Thursday, January 01, 2004

more conlang discoveries

Turns out that one of the things that I still didn't find at my parents house was my original chart of the Stofonian alphabet. I seem to recall last seeing it with a map of Knarr that is also missing. All I could find was a computerized version that I made circa 1992. Unfortunately, the actual text file is long gone, and all that remained was a printout. The text file used characters from the OEM character set, and the printer seriously failed to render these properly (see? I've managed to work Unicode into this already... if we'd've had Unicode support back then this wouldn't've happened...) Combine this with the fact that the characters didn't look all that much like the Stofonian alphabet anyway, and I essentially had to go digging through the archives for actual Stofonian writing, and make guesses about the letters for which I couldn't examples.

Looking at all three alphabets (Stofonian, Elosian, Knarrian) the following become obvious:
  • The Knarrian alphabet is almost a superset of the Elosian. It has often been said that the Knarrian alphabet was created by adding letters to the Elosian to make it easier to use. With the Elosian alphabet, distinctions between voiced and voiceless consonants and also between several important vowels must be inferred from context (this may indicate that some historic phase of the Elosian language actually lacked semantic distinctions between voiced and unvoiced sounds, but there is no concrete lingustic evidence for that). This makes it almost useless for any language other than Elosian. It would be natural for someone adopting it to want to add new letters or diacritical marks or something to make these differences explicit (even the Elosians sometimes forced the "context" by adding in tiny letters that were not to be pronounced but only affect the pronunciation of the surrounding letters). However, if this was the case with Knarrian then the additions were done in a completely haphazard and illogical manner, showing an almost complete ignorance of the very phonetic concepts on which any use of the Elosian system would've been based. The creation of the new letters is usually attributed to the great sage Knarrknoxx, but no educated man would've done it the way he allegedly did.
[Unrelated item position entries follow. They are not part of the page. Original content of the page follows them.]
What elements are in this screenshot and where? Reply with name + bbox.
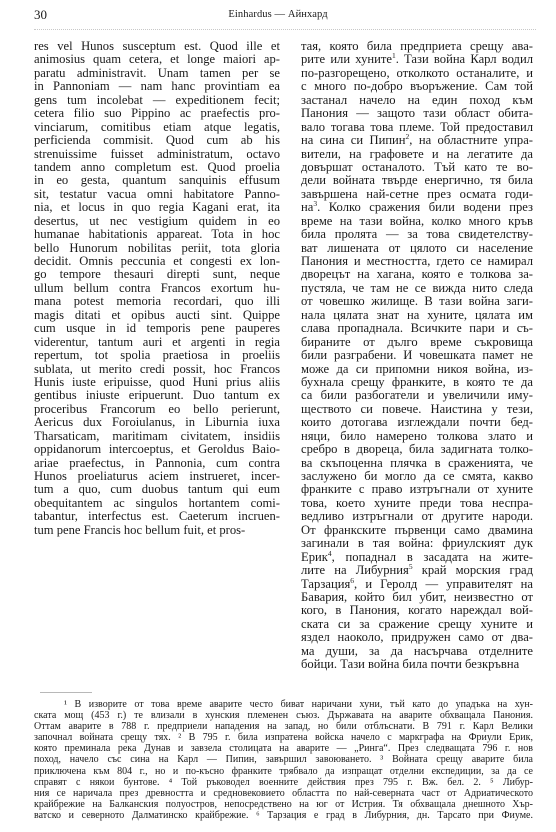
- line-text: слава пропаднала. Всичките пари и съ-: [301, 321, 533, 335]
- line-text: няци, било намерено толкова злато и: [301, 429, 533, 443]
- latin-text-line: tandem anno completum est. Quod proelia: [34, 161, 280, 174]
- line-text: на: [301, 200, 313, 214]
- bulgarian-text-line: с много по-добро въоръжение. Сам той: [301, 80, 533, 93]
- line-text: ва скъпоценна плячка в сраженията, че: [301, 456, 533, 470]
- footnote-line: справят с някои бунтове. ⁴ Той ръководел…: [34, 777, 533, 788]
- line-text: , попаднал в засадата на жите-: [332, 550, 533, 564]
- bulgarian-text-line: ската си за сражение срещу хуните и: [301, 618, 533, 631]
- bulgarian-text-line: довършат останалото. Тъй като те во-: [301, 161, 533, 174]
- line-text: с много по-добро въоръжение. Сам той: [301, 79, 533, 93]
- footnote-divider: [40, 692, 92, 693]
- line-text: по-разгорещено, отколкото останалите, и: [301, 66, 533, 80]
- line-text: яздел наоколо, придружен само от два-: [301, 630, 533, 644]
- line-text: рите или хуните: [301, 52, 392, 66]
- bulgarian-text-line: Тарзация6, и Геролд — управителят на: [301, 578, 533, 591]
- line-text: Тарзация: [301, 577, 350, 591]
- line-text: бираните от дълго време съкровища: [301, 335, 533, 349]
- line-text: франките с право изтръгнали от хуните: [301, 482, 533, 496]
- line-text: . Тази война Карл водил: [396, 52, 533, 66]
- line-text: дворецът на хагана, която е толкова за-: [301, 267, 533, 281]
- bulgarian-text-line: франките с право изтръгнали от хуните: [301, 483, 533, 496]
- latin-text-line: tum pene Francis hoc bellum fuit, et pro…: [34, 524, 280, 537]
- line-text: лите на Либурния: [301, 563, 409, 577]
- latin-text-line: obequitantem ac singulos hortantem comi-: [34, 497, 280, 510]
- line-text: , и Геролд — управителят на: [354, 577, 533, 591]
- bulgarian-text-line: нала цялата знат на хуните, цялата им: [301, 309, 533, 322]
- line-text: Ерик: [301, 550, 328, 564]
- footnote-line: ватско и северното Далматинско крайбрежи…: [34, 810, 533, 821]
- bulgarian-text-line: това, което хуните преди това неспра-: [301, 497, 533, 510]
- latin-text-line: viderentur, tantum auri et argenti in re…: [34, 336, 280, 349]
- bulgarian-text-line: загинали в тая война: фриулският дук: [301, 537, 533, 550]
- line-text: време на тази война, колко много кръв: [301, 214, 533, 228]
- bulgarian-text-line: на3. Колко сражения били водени през: [301, 201, 533, 214]
- latin-text-line: strenuissime fuisset administratum, octa…: [34, 148, 280, 161]
- bulgarian-text-line: няци, било намерено толкова злато и: [301, 430, 533, 443]
- bulgarian-text-line: бираните от дълго време съкровища: [301, 336, 533, 349]
- line-text: може да си припомни никоя война, из-: [301, 362, 533, 376]
- line-text: сребро в дворeца, била задигната толко-: [301, 442, 533, 456]
- bulgarian-text-line: бухнала срещу франките, в която те да: [301, 376, 533, 389]
- bulgarian-text-line: време на тази война, колко много кръв: [301, 215, 533, 228]
- latin-text-line: Aericus dux Foroiulanus, in Liburnia iux…: [34, 416, 280, 429]
- line-text: са били разбогатели и увеличили иму-: [301, 388, 533, 402]
- line-text: ската си за сражение срещу хуните и: [301, 617, 533, 631]
- line-text: край морския град: [413, 563, 533, 577]
- footnote-line: ния се наричала през древността и средно…: [34, 788, 533, 799]
- line-text: . Колко сражения били водени през: [317, 200, 533, 214]
- line-text: ват лишената от цялото си население: [301, 241, 533, 255]
- bulgarian-text-line: ва скъпоценна плячка в сраженията, че: [301, 457, 533, 470]
- bulgarian-text-line: може да си припомни никоя война, из-: [301, 363, 533, 376]
- latin-text-line: decidit. Omnis peccunia et congesti ex l…: [34, 255, 280, 268]
- latin-text-line: cum usque in id temporis pene pauperes: [34, 322, 280, 335]
- line-text: Панония — защото тази област обита-: [301, 106, 533, 120]
- bulgarian-text-line: Панония и местността, гдето се намирал: [301, 255, 533, 268]
- latin-text-line: magis ditati et opibus aucti sint. Quipp…: [34, 309, 280, 322]
- line-text: тая, която била предприета срещу ава-: [301, 39, 533, 53]
- footnote-line: започнал войната срещу тях. ² В 795 г. б…: [34, 732, 533, 743]
- line-text: ществото си повече. Наистина у тези,: [301, 402, 533, 416]
- line-text: завършена най-сетне през осмата годи-: [301, 187, 533, 201]
- bulgarian-text-line: сребро в дворeца, била задигната толко-: [301, 443, 533, 456]
- line-text: ма души, за да насърчава отделните: [301, 644, 533, 658]
- latin-text-line: gens tum incolebat — expeditionem fecit;: [34, 94, 280, 107]
- line-text: От франкските първенци само двамина: [301, 523, 533, 537]
- line-text: , на областните упра-: [409, 133, 533, 147]
- line-text: дели войната твърде енергично, тя била: [301, 173, 533, 187]
- latin-text-line: sublata, ut merito credi possit, hoc Fra…: [34, 363, 280, 376]
- latin-text-line: vinciarum, comitibus etiam atque legatis…: [34, 121, 280, 134]
- footnotes: ¹ В изворите от това време аварите често…: [34, 699, 533, 821]
- bulgarian-text-line: дворецът на хагана, която е толкова за-: [301, 268, 533, 281]
- bulgarian-text-line: заслужено би могло да се смята, какво: [301, 470, 533, 483]
- bulgarian-text-line: вители, на графовете и на легатите да: [301, 148, 533, 161]
- bulgarian-text-line: били разграбени. И човешката памет не: [301, 349, 533, 362]
- footnote-line: която преминала река Дунав и завзела сто…: [34, 743, 533, 754]
- line-text: заслужено би могло да се смята, какво: [301, 469, 533, 483]
- footnote-line: ¹ В изворите от това време аварите често…: [34, 699, 533, 710]
- bulgarian-text-line: пустяла, че там не се вижда нито следа: [301, 282, 533, 295]
- footnote-line: ската мощ (453 г.) те влизали в хунския …: [34, 710, 533, 721]
- running-title: Einhardus — Айнхард: [0, 9, 556, 20]
- latin-text-line: cetera filio suo Pippino ac praefectis p…: [34, 107, 280, 120]
- latin-text-line: gentibus iniuste eripuerunt. Duo tantum …: [34, 389, 280, 402]
- line-text: това, което хуните преди това неспра-: [301, 496, 533, 510]
- bulgarian-text-line: слава пропаднала. Всичките пари и съ-: [301, 322, 533, 335]
- latin-text-line: tabantur, interfectus est. Caeterum incr…: [34, 510, 280, 523]
- bulgarian-text-line: по-разгорещено, отколкото останалите, и: [301, 67, 533, 80]
- latin-text-line: Hunis iuste eripuisse, quod Huni prius a…: [34, 376, 280, 389]
- line-text: застанал начело на един поход към: [301, 93, 533, 107]
- latin-text-line: res vel Hunos susceptum est. Quod ille e…: [34, 40, 280, 53]
- line-text: от човешко жилище. В тази война заги-: [301, 294, 533, 308]
- bulgarian-text-line: Панония — защото тази област обита-: [301, 107, 533, 120]
- latin-text-line: go tempore thesauri direpti sunt, neque: [34, 268, 280, 281]
- line-text: вители, на графовете и на легатите да: [301, 147, 533, 161]
- bulgarian-text-line: ма души, за да насърчава отделните: [301, 645, 533, 658]
- line-text: довършат останалото. Тъй като те во-: [301, 160, 533, 174]
- latin-text-line: sit, testatur vacua omni habitatore Pann…: [34, 188, 280, 201]
- line-text: нала цялата знат на хуните, цялата им: [301, 308, 533, 322]
- line-text: Бавария, който бил убит, неизвестно от: [301, 590, 533, 604]
- bulgarian-text-line: ведливо изтръгнали от другите народи.: [301, 510, 533, 523]
- bulgarian-text-line: дели войната твърде енергично, тя била: [301, 174, 533, 187]
- line-text: Панония и местността, гдето се намирал: [301, 254, 533, 268]
- line-text: бухнала срещу франките, в която те да: [301, 375, 533, 389]
- line-text: на сина си Пипин: [301, 133, 406, 147]
- latin-text-line: in Pannoniam — nam hanc provintiam ea: [34, 80, 280, 93]
- bulgarian-column: тая, която била предприета срещу ава-рит…: [301, 40, 533, 672]
- line-text: вало тогава това племе. Той предоставил: [301, 120, 533, 134]
- latin-text-line: oppidanorum intercoeptus, et Geroldus Ba…: [34, 443, 280, 456]
- latin-text-line: perficienda commisit. Quod cum ab his: [34, 134, 280, 147]
- line-text: загинали в тая война: фриулският дук: [301, 536, 533, 550]
- bulgarian-text-line: ват лишената от цялото си население: [301, 242, 533, 255]
- latin-text-line: tum a quo, cum duobus tantum qui eum: [34, 483, 280, 496]
- bulgarian-text-line: от човешко жилище. В тази война заги-: [301, 295, 533, 308]
- latin-text-line: ullum bellum contra Francos exortum hu-: [34, 282, 280, 295]
- latin-text-line: in eo gesta, quantum sanquinis effusum: [34, 174, 280, 187]
- footnote-line: Оттам аварите в 788 г. предприели нападе…: [34, 721, 533, 732]
- bulgarian-text-line: бойци. Тази война била почти безкръвна: [301, 658, 533, 671]
- latin-text-line: Hunos proeliaturus aciem instrueret, inc…: [34, 470, 280, 483]
- bulgarian-text-line: Бавария, който бил убит, неизвестно от: [301, 591, 533, 604]
- latin-text-line: Tharsaticam, maritimam civitatem, insidi…: [34, 430, 280, 443]
- line-text: които дотогава изглеждали почти бед-: [301, 415, 533, 429]
- latin-text-line: nia, et locus in quo regia Kagani erat, …: [34, 201, 280, 214]
- latin-text-line: animosius quam cetera, et longe maiori a…: [34, 53, 280, 66]
- header-divider: [34, 29, 536, 30]
- latin-text-line: desertus, ut nec vestigium quidem in eo: [34, 215, 280, 228]
- bulgarian-text-line: рите или хуните1. Тази война Карл водил: [301, 53, 533, 66]
- latin-text-line: paratu administravit. Unam tamen per se: [34, 67, 280, 80]
- line-text: бойци. Тази война била почти безкръвна: [301, 657, 519, 671]
- line-text: били разграбени. И човешката памет не: [301, 348, 533, 362]
- bulgarian-text-line: ществото си повече. Наистина у тези,: [301, 403, 533, 416]
- bulgarian-text-line: лите на Либурния5 край морския град: [301, 564, 533, 577]
- line-text: кого, в Панония, когато нареждал вой-: [301, 603, 533, 617]
- bulgarian-text-line: От франкските първенци само двамина: [301, 524, 533, 537]
- latin-text-line: repertum, tot spolia praetiosa in proeli…: [34, 349, 280, 362]
- line-text: била пролята — за това свидетелству-: [301, 227, 533, 241]
- latin-text-line: bello Hunorum nobilitas periit, tota glo…: [34, 242, 280, 255]
- latin-text-line: humanae habitationis appareat. Tota in h…: [34, 228, 280, 241]
- bulgarian-text-line: които дотогава изглеждали почти бед-: [301, 416, 533, 429]
- bulgarian-text-line: яздел наоколо, придружен само от два-: [301, 631, 533, 644]
- line-text: пустяла, че там не се вижда нито следа: [301, 281, 533, 295]
- latin-text-line: ariae praefectus, in Pannonia, cum contr…: [34, 457, 280, 470]
- bulgarian-text-line: кого, в Панония, когато нареждал вой-: [301, 604, 533, 617]
- bulgarian-text-line: на сина си Пипин2, на областните упра-: [301, 134, 533, 147]
- latin-text-line: mana potest memoria recordari, quo illi: [34, 295, 280, 308]
- latin-column: res vel Hunos susceptum est. Quod ille e…: [34, 40, 280, 537]
- line-text: ведливо изтръгнали от другите народи.: [301, 509, 533, 523]
- footnote-line: поход, начело със сина на Карл — Пипин, …: [34, 754, 533, 765]
- bulgarian-text-line: била пролята — за това свидетелству-: [301, 228, 533, 241]
- footnote-line: приключена към 804 г., но и по-късно фра…: [34, 766, 533, 777]
- bulgarian-text-line: са били разбогатели и увеличили иму-: [301, 389, 533, 402]
- bulgarian-text-line: застанал начело на един поход към: [301, 94, 533, 107]
- latin-text-line: proceribus Francorum eo bello perierunt,: [34, 403, 280, 416]
- footnote-line: крайбрежие на Балканския полуостров, неп…: [34, 799, 533, 810]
    A possible explanation is that both the Knarrian and classical/modern Elosian alphabets descend from a common ancestor, which contained letters for all spoken sounds in some early Elosian dialect. By imperial times, many of these letters fell into disuse because readers had learned to infer their sounds from context. As a great scholar, Knarrknoxx may have known about these early letters and simply re-introduced them.

  • The Stofonian alphabet is not particularly related to the other two. Certain Stofonians letters appear very similar to certain Elosian latters, but there does not seem to be any logical relationship other than that someone might have borrowed shapes from an alphabet which they couldn't read. The Stofonians either invented the alphabet themselves, or learned it from some culture other than the Elosians. Possibly the the Mayols, whom they succeeded as the rulers of the country now known as Stofonia?

    But neither the Stofonians nor the Mayols were advanced enough to have invented an alphabet themselves... especially since the order of the letters shows some knowledge of phonetic concepts such as voiced/unvoiced, stops, fricatives, etc. Maybe it came from someplace further afield, such as Foelia or even Gullen? I know it wasn't the Ipsilstanst, since Kulstof says that the Stofonians couldn't decipher Ipsilstanst writing.

    (Although perhaps Ipsilstant is the source of the anomalous shared letters with Elosian. Maybe both the Elosians and the Stofonians arbitrarily assigned letters from the Ipsilstanst alphabet to the sounds of their own language? )


Finally, I've noticed that some of the chronologies use dates from the Knarrian calender, which needs to be added to the list of calendars in the master timeline.